I have the original and I have heard the ii is better


Thanks


----------



## Robert Fitzgerald

*GrayWolf 2*

I have the fixed frame 120 inch graywolf 2 and the Epson 5030UB 2400 lumen projector. My projector is 15 feet from the screen and my room is 18W X 20L and I have to admit the screen is absolutely flawless in my opinion and yes it's bright but it's a 1.8. I would not trade it for another one at all. Very happy with it.


----------



## CoryW

I've been using the 92" pulldown GrayWolf II for almost 10 years now! I still love it and even enjoy the fact that my HC8000 is ceiling mounted because I lose a good bit of gain in the seated position and the perceived black level is improved.

I wonder what gain I'm actually getting at seated level.... 

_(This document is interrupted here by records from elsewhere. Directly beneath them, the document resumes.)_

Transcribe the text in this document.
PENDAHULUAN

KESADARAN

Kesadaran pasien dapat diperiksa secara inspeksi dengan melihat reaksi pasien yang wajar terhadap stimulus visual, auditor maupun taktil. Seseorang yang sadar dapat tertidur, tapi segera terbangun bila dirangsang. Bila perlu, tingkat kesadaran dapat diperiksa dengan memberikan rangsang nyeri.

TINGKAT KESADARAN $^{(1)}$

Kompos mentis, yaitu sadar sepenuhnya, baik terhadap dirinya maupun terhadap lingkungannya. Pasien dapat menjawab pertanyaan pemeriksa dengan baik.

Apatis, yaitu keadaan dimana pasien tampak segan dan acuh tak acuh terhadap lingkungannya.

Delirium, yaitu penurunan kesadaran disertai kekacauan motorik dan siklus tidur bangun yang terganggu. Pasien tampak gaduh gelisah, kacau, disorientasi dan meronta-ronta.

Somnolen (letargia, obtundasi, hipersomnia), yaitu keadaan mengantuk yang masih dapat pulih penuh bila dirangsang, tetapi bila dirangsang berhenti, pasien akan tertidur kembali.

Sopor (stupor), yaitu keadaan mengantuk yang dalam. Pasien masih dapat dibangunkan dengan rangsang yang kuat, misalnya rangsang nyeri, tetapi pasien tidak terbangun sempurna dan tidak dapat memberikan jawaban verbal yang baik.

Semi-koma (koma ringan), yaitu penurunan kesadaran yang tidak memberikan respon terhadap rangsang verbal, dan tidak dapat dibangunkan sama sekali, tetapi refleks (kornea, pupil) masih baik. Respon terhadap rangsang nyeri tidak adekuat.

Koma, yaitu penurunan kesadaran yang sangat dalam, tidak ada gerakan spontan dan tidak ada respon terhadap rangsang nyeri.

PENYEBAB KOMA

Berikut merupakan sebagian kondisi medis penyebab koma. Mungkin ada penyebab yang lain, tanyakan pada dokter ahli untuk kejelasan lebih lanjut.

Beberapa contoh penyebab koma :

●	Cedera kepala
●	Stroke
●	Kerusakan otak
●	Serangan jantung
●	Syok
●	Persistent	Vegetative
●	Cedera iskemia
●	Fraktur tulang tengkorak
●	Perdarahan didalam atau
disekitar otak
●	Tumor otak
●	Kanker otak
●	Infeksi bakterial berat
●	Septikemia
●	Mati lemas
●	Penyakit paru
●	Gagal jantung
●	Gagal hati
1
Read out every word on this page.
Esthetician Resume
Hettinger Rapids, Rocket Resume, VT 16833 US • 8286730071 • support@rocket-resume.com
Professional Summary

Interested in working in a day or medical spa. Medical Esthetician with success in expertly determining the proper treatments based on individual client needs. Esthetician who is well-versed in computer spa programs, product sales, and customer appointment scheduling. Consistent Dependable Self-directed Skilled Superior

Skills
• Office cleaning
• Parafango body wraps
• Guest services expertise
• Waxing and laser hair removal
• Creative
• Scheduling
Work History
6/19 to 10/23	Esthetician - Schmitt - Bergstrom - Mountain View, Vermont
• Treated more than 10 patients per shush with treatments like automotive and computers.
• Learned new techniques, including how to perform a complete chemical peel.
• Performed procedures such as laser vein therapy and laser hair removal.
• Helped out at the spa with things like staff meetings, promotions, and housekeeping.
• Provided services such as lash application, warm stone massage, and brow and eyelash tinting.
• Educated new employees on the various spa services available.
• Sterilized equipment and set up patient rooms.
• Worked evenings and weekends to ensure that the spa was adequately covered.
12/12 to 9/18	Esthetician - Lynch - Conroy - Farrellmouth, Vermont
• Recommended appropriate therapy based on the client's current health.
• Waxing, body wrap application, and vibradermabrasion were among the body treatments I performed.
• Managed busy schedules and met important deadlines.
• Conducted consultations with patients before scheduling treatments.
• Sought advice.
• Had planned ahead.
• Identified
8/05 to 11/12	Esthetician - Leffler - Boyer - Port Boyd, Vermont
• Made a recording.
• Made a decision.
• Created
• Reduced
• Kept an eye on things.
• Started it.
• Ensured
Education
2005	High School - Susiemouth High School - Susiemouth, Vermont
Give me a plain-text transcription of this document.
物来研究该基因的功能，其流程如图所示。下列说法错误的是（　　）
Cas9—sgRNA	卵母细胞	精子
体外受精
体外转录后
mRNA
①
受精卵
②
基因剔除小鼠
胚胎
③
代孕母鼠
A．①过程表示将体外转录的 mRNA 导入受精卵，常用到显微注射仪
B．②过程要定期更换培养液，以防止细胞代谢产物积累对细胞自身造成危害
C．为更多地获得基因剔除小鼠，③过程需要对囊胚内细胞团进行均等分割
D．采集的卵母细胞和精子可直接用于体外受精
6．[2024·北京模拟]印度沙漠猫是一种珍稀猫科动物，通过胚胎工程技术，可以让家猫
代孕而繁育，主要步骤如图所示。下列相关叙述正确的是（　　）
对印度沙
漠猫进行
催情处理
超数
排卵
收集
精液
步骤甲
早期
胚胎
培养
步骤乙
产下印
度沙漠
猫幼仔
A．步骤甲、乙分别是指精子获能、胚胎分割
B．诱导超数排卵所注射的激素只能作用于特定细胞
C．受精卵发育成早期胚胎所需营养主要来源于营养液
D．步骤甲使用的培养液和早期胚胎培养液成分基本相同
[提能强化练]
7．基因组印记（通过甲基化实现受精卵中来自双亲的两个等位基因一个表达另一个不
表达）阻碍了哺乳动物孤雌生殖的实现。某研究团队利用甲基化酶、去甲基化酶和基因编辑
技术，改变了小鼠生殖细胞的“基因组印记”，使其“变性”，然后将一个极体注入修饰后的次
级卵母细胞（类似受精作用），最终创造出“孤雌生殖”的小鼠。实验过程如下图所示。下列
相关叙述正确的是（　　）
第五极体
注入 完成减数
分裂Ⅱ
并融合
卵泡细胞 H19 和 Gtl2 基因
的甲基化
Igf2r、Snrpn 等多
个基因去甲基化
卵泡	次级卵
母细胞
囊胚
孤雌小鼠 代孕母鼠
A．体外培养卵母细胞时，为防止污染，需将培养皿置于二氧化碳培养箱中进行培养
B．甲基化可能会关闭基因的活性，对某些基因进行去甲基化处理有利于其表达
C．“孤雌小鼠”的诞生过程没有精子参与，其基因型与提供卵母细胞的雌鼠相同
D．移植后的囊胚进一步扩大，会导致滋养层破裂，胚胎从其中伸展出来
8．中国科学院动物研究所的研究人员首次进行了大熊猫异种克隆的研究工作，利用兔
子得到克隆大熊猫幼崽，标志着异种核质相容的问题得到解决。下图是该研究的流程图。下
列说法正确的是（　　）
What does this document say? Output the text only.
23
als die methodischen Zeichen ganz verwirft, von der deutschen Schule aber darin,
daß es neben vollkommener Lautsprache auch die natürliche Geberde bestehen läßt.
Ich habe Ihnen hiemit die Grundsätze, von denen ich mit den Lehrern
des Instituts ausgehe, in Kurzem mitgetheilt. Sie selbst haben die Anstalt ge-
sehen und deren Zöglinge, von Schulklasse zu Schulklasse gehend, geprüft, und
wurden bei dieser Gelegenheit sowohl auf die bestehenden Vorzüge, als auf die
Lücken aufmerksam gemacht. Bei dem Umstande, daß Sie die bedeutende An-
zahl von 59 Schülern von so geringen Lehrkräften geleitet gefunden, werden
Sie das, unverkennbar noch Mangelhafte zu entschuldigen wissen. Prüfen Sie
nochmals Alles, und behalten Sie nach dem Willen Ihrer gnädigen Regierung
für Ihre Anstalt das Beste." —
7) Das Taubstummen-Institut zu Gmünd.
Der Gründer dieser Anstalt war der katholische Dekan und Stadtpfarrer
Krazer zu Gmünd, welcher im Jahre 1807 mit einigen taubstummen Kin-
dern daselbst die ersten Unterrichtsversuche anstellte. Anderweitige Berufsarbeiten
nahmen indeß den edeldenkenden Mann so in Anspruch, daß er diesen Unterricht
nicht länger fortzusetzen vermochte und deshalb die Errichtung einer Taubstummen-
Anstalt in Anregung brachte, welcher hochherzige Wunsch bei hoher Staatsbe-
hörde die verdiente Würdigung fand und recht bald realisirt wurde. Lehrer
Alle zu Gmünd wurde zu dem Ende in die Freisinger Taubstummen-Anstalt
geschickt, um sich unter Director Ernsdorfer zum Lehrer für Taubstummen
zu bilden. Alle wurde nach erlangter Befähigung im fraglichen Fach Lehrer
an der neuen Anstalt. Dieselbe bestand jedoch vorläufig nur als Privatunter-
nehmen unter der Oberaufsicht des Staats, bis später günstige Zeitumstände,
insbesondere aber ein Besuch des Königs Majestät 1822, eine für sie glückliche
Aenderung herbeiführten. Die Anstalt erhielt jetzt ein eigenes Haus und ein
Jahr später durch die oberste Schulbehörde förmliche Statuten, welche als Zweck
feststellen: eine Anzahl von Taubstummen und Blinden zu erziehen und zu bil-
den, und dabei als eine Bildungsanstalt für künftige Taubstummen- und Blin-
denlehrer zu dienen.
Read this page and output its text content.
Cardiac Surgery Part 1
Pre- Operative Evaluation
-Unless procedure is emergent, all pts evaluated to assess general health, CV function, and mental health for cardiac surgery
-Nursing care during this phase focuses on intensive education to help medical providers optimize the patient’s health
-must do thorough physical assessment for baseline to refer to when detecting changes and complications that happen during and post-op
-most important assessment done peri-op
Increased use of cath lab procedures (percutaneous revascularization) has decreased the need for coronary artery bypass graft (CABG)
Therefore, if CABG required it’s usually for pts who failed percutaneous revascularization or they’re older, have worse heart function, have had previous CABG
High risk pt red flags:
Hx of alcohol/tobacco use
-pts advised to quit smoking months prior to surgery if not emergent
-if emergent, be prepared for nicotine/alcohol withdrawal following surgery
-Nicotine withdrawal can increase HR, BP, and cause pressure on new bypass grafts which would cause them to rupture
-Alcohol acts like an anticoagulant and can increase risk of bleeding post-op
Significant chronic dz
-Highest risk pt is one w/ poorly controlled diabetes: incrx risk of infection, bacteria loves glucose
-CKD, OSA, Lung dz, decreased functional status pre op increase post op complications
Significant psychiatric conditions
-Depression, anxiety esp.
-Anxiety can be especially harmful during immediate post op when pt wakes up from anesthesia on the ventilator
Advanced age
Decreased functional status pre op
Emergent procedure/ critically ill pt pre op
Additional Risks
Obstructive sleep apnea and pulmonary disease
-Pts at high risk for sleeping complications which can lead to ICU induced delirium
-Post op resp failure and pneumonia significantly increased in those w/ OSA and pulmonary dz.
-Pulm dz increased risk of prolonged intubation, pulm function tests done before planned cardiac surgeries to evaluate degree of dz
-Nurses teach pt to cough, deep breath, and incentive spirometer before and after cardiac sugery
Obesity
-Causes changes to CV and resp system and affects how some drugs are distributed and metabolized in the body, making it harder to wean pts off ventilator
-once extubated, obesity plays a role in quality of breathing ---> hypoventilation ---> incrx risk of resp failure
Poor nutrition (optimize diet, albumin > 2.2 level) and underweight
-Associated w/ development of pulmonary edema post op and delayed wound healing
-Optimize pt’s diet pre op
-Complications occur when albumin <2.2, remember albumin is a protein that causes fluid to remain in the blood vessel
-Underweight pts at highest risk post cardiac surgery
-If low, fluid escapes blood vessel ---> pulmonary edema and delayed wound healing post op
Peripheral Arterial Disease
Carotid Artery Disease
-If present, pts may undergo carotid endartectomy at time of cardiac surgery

Also at seated level with less punch, the screen texture is barely even noticeable.


----------



## FFWD

Does anyone know how to pair the IR remote to the screen? My screen works with manual wired control. The remote battery died a couple years ago, and when I replaced the battery, it still didn't work. The red LED on the remote wasn't lighting up when any of the buttons were pressed. Thinking this was an Elunevision screen (long story), I followed their remote reset procedure (hold stop for 10 seconds). The red LED on the remote flashed twice, but still nothing. Pressing the stop button results in the red LED coming on for as long as I hold it, but does not light up when pressing up or down.


----------



## FFWD

I have also tried a loading a couple of the Optoma Panovision Graywolf devices in my Harmony Hub, but they also don't work.


----------